La respuesta es, en el mejor de los casos, cautelosa. Y el tiempo que tome importa: mientras la Casa Blanca delibera, las cámaras siguen instalándose.
Qué hacen exactamente estas cámaras
Las cámaras de la empresa Flock Safety capturan, a medida que los vehículos pasan frente a ellas, la placa, la marca, el modelo, el color y rasgos distintivos como calcomanías, pintura personalizada o daños visibles. Toda esa información queda almacenada por Flock en nombre de sus clientes —en su mayoría departamentos de policía— y puede usarse para rastrear e interceptar vehículos vinculados a actividad criminal.
Sus defensores argumentan que salvan vidas y que no representan una amenaza a la libertad, porque los vehículos circulan en espacios públicos y, por tanto, son observables.
Sus críticos no lo ven así.
Una coalición bipartidista que crece
La oposición a las cámaras Flock ha ganado fuerza entre republicanos y demócratas. Los representantes Thomas Massie, Tim Burchett, Anna Paulina Luna, Scott Perry —todos republicanos— y Jesús «Chuy» García, demócrata, han argumentado públicamente contra esta tecnología de vigilancia.
El mes pasado, David Dunmoyer, del Texas Public Policy Foundation, publicó en The Daily Wire una columna en la que calificó las cámaras de «un ataque» a las «libertades constitucionales». Dunmoyer advirtió que la incorporación de inteligencia artificial ha sofisticado el sistema hasta un punto en que los ciudadanos no saben qué «precio» pagarán por esta supuesta seguridad y, según él, «tampoco tienen voz en el asunto».
Lo que está en juego
Esta no es una discusión menor de política tecnológica. Es una pregunta de fondo: ¿hasta dónde puede llegar el aparato estatal en nombre de la seguridad antes de que la vigilancia se convierta en control?

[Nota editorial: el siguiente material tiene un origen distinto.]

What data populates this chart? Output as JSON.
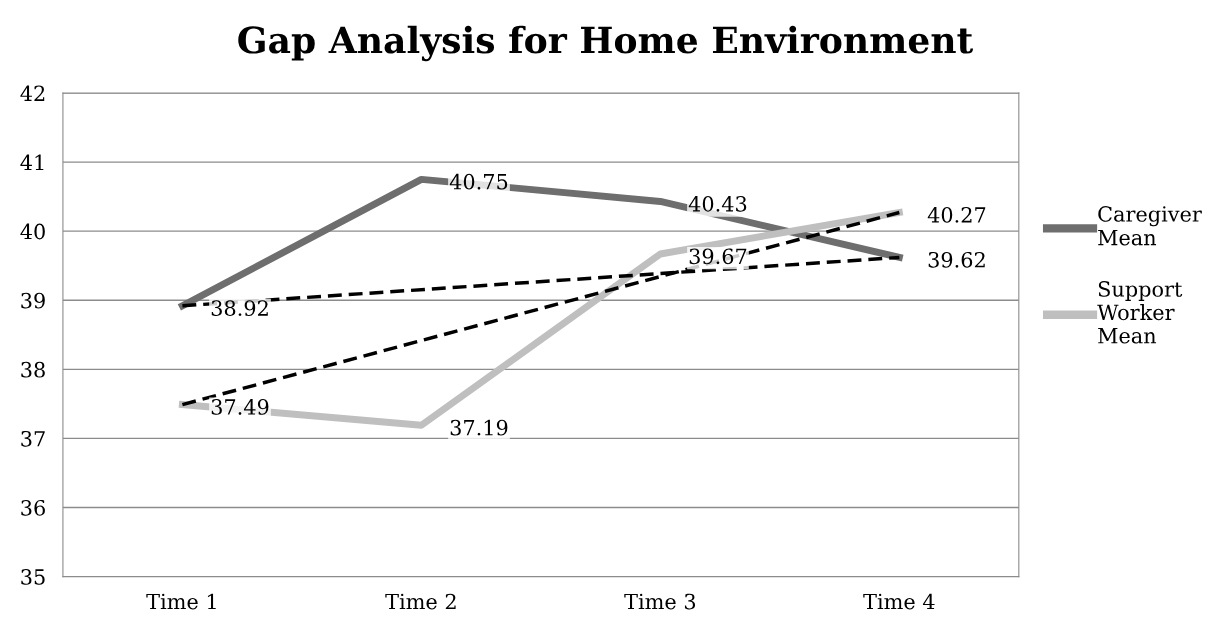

Que legisladores republicanos —la bancada que defiende el gobierno limitado y la Cuarta Enmienda— estén del mismo lado que congresistas demócratas dice algo sobre la magnitud del problema. La tecnología avanza más rápido que la ley, y la burocracia policial acumula datos sobre millones de ciudadanos sin que nadie haya votado por ello.
Trump tiene razón en que hay pros y contras. Pero «estudiar el asunto» no es una respuesta cuando las cámaras ya están en las calles. Que no te lo cuenten como si fuera solo un debate técnico: lo que se decide aquí es cuánta privacidad queda en manos del ciudadano y cuánta pasa al Estado.